UNA COMICA CHIAMATA MATURITÀ

Acquisire competenze rispetto al proprio organo riproduttivo”: ovvero della sessualità infantile secondo Freud. Li vedi sudare, struggersi, tentare di reperire nuove sorti per un registro linguistico che – improvvisamente – deve trasformarsi per essere all’altezza dell’occasione: il colloquio dell’esame di Stato. Oppure – magari sorprendentemente – parlare fluidi, spediti, tranquilli. Ma spesso accade che, come nel caso precedente, si rischia di sfiorare il non sense. E non per una volontà di riprodurre sperimentazioni della Neoavanguardia, della quale nessuno sa niente perché i “programmi” sono strettamente incatenati per mesi all’Ottocento e contemplano – al massimo – Svevo, Pirandello, Montale e Ungaretti, dai quali ci separano – più o meno – 100 anni.

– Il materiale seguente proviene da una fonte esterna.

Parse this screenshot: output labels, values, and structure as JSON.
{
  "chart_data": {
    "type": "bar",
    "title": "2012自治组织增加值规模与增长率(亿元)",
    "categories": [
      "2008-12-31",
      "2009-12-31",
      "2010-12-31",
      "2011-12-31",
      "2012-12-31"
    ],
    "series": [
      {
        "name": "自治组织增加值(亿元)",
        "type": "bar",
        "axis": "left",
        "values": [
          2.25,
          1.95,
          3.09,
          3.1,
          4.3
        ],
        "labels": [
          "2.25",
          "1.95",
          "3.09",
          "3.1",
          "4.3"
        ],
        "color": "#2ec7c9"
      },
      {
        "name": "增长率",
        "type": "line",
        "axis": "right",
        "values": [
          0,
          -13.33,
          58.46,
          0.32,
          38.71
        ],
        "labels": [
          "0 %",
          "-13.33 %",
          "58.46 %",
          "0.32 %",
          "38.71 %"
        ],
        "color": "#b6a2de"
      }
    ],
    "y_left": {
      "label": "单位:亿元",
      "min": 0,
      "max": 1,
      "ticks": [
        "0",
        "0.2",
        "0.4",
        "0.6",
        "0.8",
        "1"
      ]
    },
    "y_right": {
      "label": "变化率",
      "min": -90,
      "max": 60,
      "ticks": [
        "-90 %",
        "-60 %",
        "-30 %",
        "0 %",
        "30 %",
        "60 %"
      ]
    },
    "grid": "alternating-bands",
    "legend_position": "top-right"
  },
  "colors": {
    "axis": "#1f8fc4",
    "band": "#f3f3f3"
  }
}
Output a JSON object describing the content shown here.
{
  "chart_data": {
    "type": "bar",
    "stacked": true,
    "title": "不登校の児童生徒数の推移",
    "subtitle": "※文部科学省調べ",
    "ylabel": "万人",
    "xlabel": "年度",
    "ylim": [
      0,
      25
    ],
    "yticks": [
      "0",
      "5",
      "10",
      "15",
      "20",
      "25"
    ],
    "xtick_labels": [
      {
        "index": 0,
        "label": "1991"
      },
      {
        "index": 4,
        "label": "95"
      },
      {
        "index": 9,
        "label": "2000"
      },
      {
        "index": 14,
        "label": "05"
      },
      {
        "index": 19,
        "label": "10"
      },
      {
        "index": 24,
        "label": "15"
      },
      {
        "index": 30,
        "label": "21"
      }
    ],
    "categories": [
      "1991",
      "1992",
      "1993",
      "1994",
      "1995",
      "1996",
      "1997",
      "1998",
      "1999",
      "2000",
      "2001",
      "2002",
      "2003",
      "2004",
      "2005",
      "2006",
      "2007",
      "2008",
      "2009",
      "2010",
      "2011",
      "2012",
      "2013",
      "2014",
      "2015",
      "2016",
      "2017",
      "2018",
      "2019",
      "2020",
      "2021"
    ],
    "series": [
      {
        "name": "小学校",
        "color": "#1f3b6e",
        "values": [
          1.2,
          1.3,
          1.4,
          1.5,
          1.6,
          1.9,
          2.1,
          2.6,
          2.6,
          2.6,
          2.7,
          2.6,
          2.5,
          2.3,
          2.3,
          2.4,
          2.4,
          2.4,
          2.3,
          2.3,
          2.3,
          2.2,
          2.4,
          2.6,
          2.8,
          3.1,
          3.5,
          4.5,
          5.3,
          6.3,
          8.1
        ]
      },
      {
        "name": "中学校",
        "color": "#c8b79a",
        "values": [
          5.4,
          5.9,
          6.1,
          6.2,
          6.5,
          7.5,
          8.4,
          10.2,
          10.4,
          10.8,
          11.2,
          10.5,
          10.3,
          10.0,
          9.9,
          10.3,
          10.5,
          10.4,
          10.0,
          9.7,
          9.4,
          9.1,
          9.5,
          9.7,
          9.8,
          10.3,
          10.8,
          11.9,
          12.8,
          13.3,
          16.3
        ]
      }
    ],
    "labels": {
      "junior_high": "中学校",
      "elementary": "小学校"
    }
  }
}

Ma perché una voce interiore (che non è il “tu devi” kantiano), mista a un’emozione che letteralmente trasuda dalle mani scivolose che – per farli sentire a proprio agio – stringiamo quando si siedono per iniziare il colloquio con la stessa aria con cui si accosterebbero a Torquemada, suggerisce loro che lì bisogna parlare così.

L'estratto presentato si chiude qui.